Ahead of the 2023 Michael Hill International Violin Competition, we spoke to Michael Norris, this year’s Composer of the NZ Commissioned Work, about his creation of ‘Waipounamu’ – an original musical work. The work will be performed live by all 16 quarter-finalists in Queenstown on 4-5 June 2023.
The role of the work within the competition is to demonstrate a young artist’s individual interpretive skills and identify a competitor’s capabilities with contemporary repertoire – in the absence of mentorship and in a relatively short timeframe (the competitors will not receive the work until 1 April).
Specifically for 2023, the judges will be testing the competitors’ ability to confidently engage with the static audio file as evidence of their flexibility with new genres in the fast-changing environment in which they are intending to succeed.
What is your creative process?
For this piece, there’s a constant creative tension between, on the one hand, processing the recorded audio to make the background ‘sonic tapestry’ — a very fluid, experimental and technical discipline — and on the other, composing a fully notated score for the violinist to perform. I have to try and hold both elements in mind constantly, considering how they might come together or break apart during the piece.

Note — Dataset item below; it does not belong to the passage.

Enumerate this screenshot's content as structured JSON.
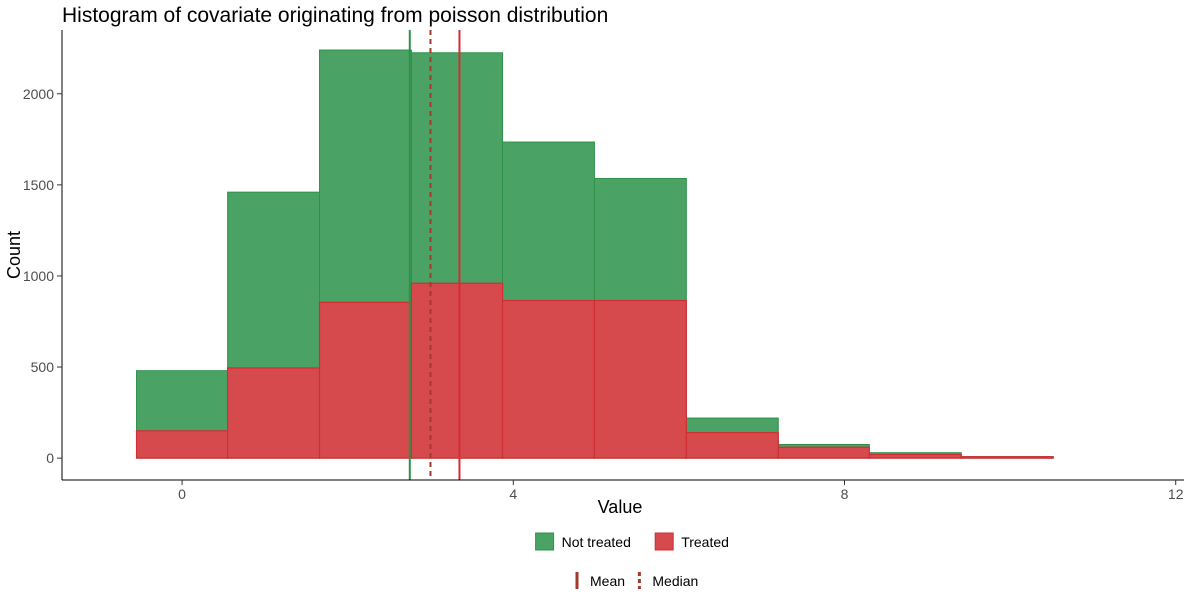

Sometimes I know exactly how I want the two elements to combine; at other times, I have to take a ‘leap of faith’, and push forwards with one element, trusting that I can make the other work.
How does the inclusion of taonga puoro instrumentalists add to this piece?
I’ve been working with a number of taonga puoro musicians over the last 5 or so years, especially Alistair Fraser, Ariana Tikao and Jerome Kavanagh. The sounds and voices that they bring to the project are unique to this time and place — all of their instruments have been carved from the trees, rocks and bones of Aotearoa, and each instrument is tied to a particular place of provenance. As such, there’s a very special layer of meaning that only these instruments can provide.
For this piece, in particular, I was inspired by the history of pounamu (greenstone) collecting from the rivers around Queenstown, after a summer trip up the Dart River (Te Ara Whakatipu). I asked the taonga puoro performers to bring any gongs or flutes they might possess made out of pounamu — these sounds will be heard throughout the electronics, furnishing the soundtrack with the sounds of the stones themselves.
What challenges and successes did you encounter during this composition experience?
Although I’ve composed a reasonably substantial number of works featuring live electronics over the last 10 years, this is the first time in a long time that I’ve composed what’s called a ‘fixed-media electronic component’, namely the backing track that the violinists will play to. It’s a bit like trying to ride a bike again after a decade of not having done so — you remember the general principles, but sometimes you forget the specifics. It’s been good to blow the cobwebs out!
What do you hope to communicate to the audience in your composition piece?
I don’t necessarily believe in the idea of music communicating a specific story or idea — or if it tries to, that that is not necessarily music’s great strength. Rather, I’m more interested in music opening up a space for evocation, immersion and imagination — for the listener to ‘get lost in’. While I certainly hope that this new work will suggest the kind of sublimity of the southern landscapes that inspired the work, I hope that each audience member (and each violinist!) will furnish that general impression with their own specific memories, emotions and experiences.
Why do you think it’s important to bring together contrasting genres like traditional composition and electronic music in your work?
For me as a composer, working across different disciplines keeps me on my toes, providing constant artistic challenges. For the performers, on the other hand, it acknowledges that we are now several decades into the twenty-first century. Musicians must be adept at interpreting many different styles and forms of music-making. Traditional repertoire is all well and good, but the real test of a performer’s mettle comes when faced with something completely unknown, for which there are no reference recordings to listen to. Having an electronic component provides further challenges to the performer: they have to constantly listen and balance their dynamic so as not to overly dominate (or underplay). It’s almost akin to playing chamber music, without the other musicians.